The Department of Health and Human Services has released a document laying out the “four final areas for additional study” before the government can reverse the 1983 ban prohibiting men who have had sex with men since 1977 from donating blood. Responding to a request from Sen. John Kerry (D-MA) and Rep. Mike Quigley (D-IL), HHS identified the following areas of research:
– How the risk of blood transmissible diseases in the current donor population relate to risk factors in donors;
– The root cause of Quarantine Release Errors (QRE), the accidental release of blood not cleared for use;
– If potential donors correctly understand the current questionnaire and if men who have sex with men (MSM) would comply with modified deferral criteria; AND
– If alternative screening strategy (e.g. pre- and/or post-qualifying donation infectious disease testing) for MSM (and potentially other high-risk donors) would assure blood safety while enabling collection of data that could demonstrate safe blood collection from a subset of MSM or other currently deferred donors.
The Food and Drug Administration reviewed the ban — in place since 1983 and a relic of the HIV/AIDS epidemic — last year and voted to preserve it, despite overwhelming support from the medical community for eliminating the policy. American Red Cross, America’s Blood Centers, American Association of Blood Banks, American Medical Association, and a coalition of other organizations argue that advancements in HIV/AIDS detection — now possible nine to 11 days after contact — have significantly lowered the risk of passing along infected blood and made a lifetime ban unnecessary. They also point to the nation’s low blood supply as a reason to expand donor eligibility.
The policy itself is discriminatory.

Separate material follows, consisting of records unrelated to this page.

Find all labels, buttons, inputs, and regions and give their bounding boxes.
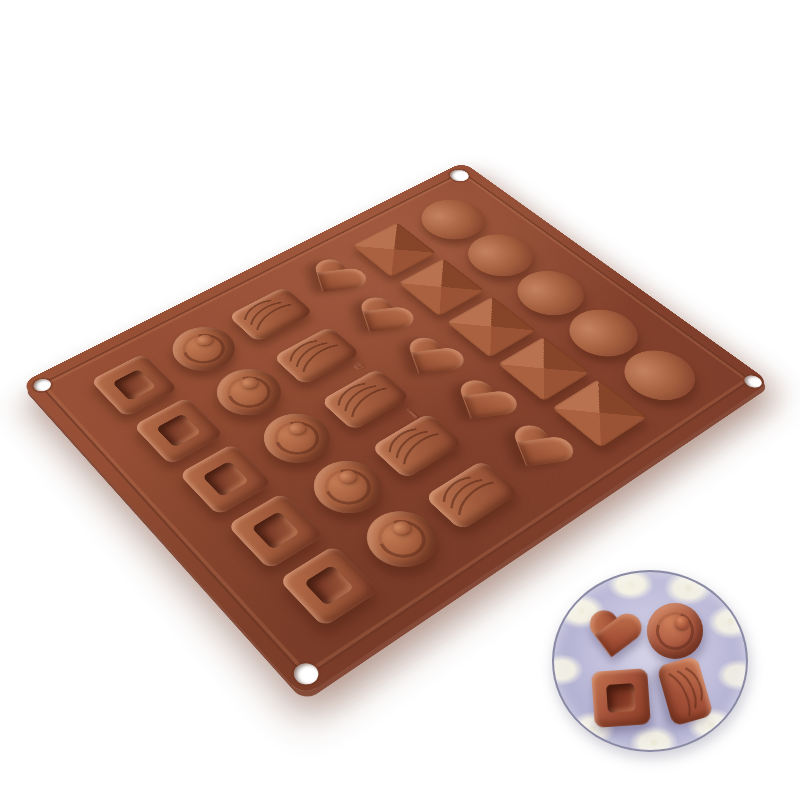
corner-hole-top bbox=[446, 168, 472, 184]
product-photo: ©℮◎②7j bbox=[0, 0, 800, 800]
finished-chocolate-swirl bbox=[647, 603, 703, 659]
corner-hole-right bbox=[741, 373, 765, 390]
finished-chocolate-heart bbox=[583, 609, 644, 666]
mold-grid bbox=[77, 188, 717, 640]
corner-hole-bottom bbox=[289, 659, 323, 688]
finished-chocolate-open-square bbox=[591, 668, 651, 728]
corner-hole-left bbox=[30, 377, 54, 394]
result-photo-inset bbox=[552, 570, 748, 752]
finished-chocolate-wave-bar bbox=[656, 656, 713, 727]
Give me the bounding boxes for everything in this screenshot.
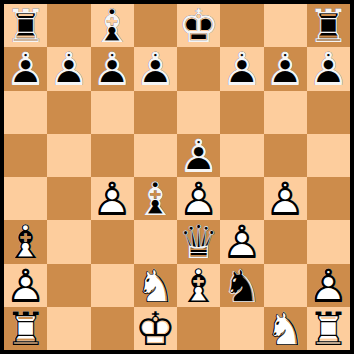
square-c4[interactable]: ♟♙ bbox=[91, 177, 134, 220]
square-a5[interactable] bbox=[4, 134, 47, 177]
square-a1[interactable]: ♜♖ bbox=[4, 307, 47, 350]
square-g3[interactable] bbox=[264, 220, 307, 263]
square-g8[interactable] bbox=[264, 4, 307, 47]
piece-black-bishop[interactable]: ♝♗ bbox=[134, 177, 177, 220]
square-c7[interactable]: ♟♙ bbox=[91, 47, 134, 90]
square-f7[interactable]: ♟♙ bbox=[220, 47, 263, 90]
square-b4[interactable] bbox=[47, 177, 90, 220]
piece-black-pawn[interactable]: ♟♙ bbox=[220, 47, 263, 90]
piece-glyph-outline: ♖ bbox=[307, 4, 350, 47]
square-d8[interactable] bbox=[134, 4, 177, 47]
square-c1[interactable] bbox=[91, 307, 134, 350]
piece-glyph-outline: ♖ bbox=[4, 4, 47, 47]
piece-glyph-outline: ♙ bbox=[177, 134, 220, 177]
piece-black-pawn[interactable]: ♟♙ bbox=[264, 47, 307, 90]
piece-glyph-outline: ♘ bbox=[264, 307, 307, 350]
piece-glyph-outline: ♕ bbox=[177, 220, 220, 263]
piece-black-pawn[interactable]: ♟♙ bbox=[134, 47, 177, 90]
square-f3[interactable]: ♟♙ bbox=[220, 220, 263, 263]
square-g6[interactable] bbox=[264, 91, 307, 134]
piece-white-king[interactable]: ♚♔ bbox=[134, 307, 177, 350]
piece-glyph-outline: ♙ bbox=[220, 47, 263, 90]
piece-black-rook[interactable]: ♜♖ bbox=[4, 4, 47, 47]
piece-white-pawn[interactable]: ♟♙ bbox=[220, 220, 263, 263]
piece-glyph-outline: ♙ bbox=[264, 47, 307, 90]
square-g5[interactable] bbox=[264, 134, 307, 177]
square-a7[interactable]: ♟♙ bbox=[4, 47, 47, 90]
square-c2[interactable] bbox=[91, 264, 134, 307]
piece-white-pawn[interactable]: ♟♙ bbox=[177, 177, 220, 220]
square-h8[interactable]: ♜♖ bbox=[307, 4, 350, 47]
square-f1[interactable] bbox=[220, 307, 263, 350]
square-h7[interactable]: ♟♙ bbox=[307, 47, 350, 90]
piece-black-pawn[interactable]: ♟♙ bbox=[4, 47, 47, 90]
piece-black-pawn[interactable]: ♟♙ bbox=[177, 134, 220, 177]
square-d7[interactable]: ♟♙ bbox=[134, 47, 177, 90]
piece-glyph-outline: ♙ bbox=[307, 47, 350, 90]
square-e1[interactable] bbox=[177, 307, 220, 350]
square-e8[interactable]: ♚♔ bbox=[177, 4, 220, 47]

As Slate’s William Saletan put it, “Maybe you fooled around with a guy 30 years ago and have spent the rest of your life as a celibate priest. Maybe you’ve been in a faithful same-sex marriage for 40 years. Maybe you’ve passed an HIV test. It doesn’t matter. You can’t give blood, because you’re in the wrong ‘group.’ On the other hand, if you’re in the right group—heterosexuals—you can give blood despite dangerous behavior. If you had sex with a prostitute, an IV drug user, and an HIV-positive opposite-sex partner 13 months ago, you’re good to go.”
In upholding the ban last year, the FDA promised to reverse itself “if given data that show doing so wouldn’t pose a ‘significant and preventable‘ risk to blood recipients.”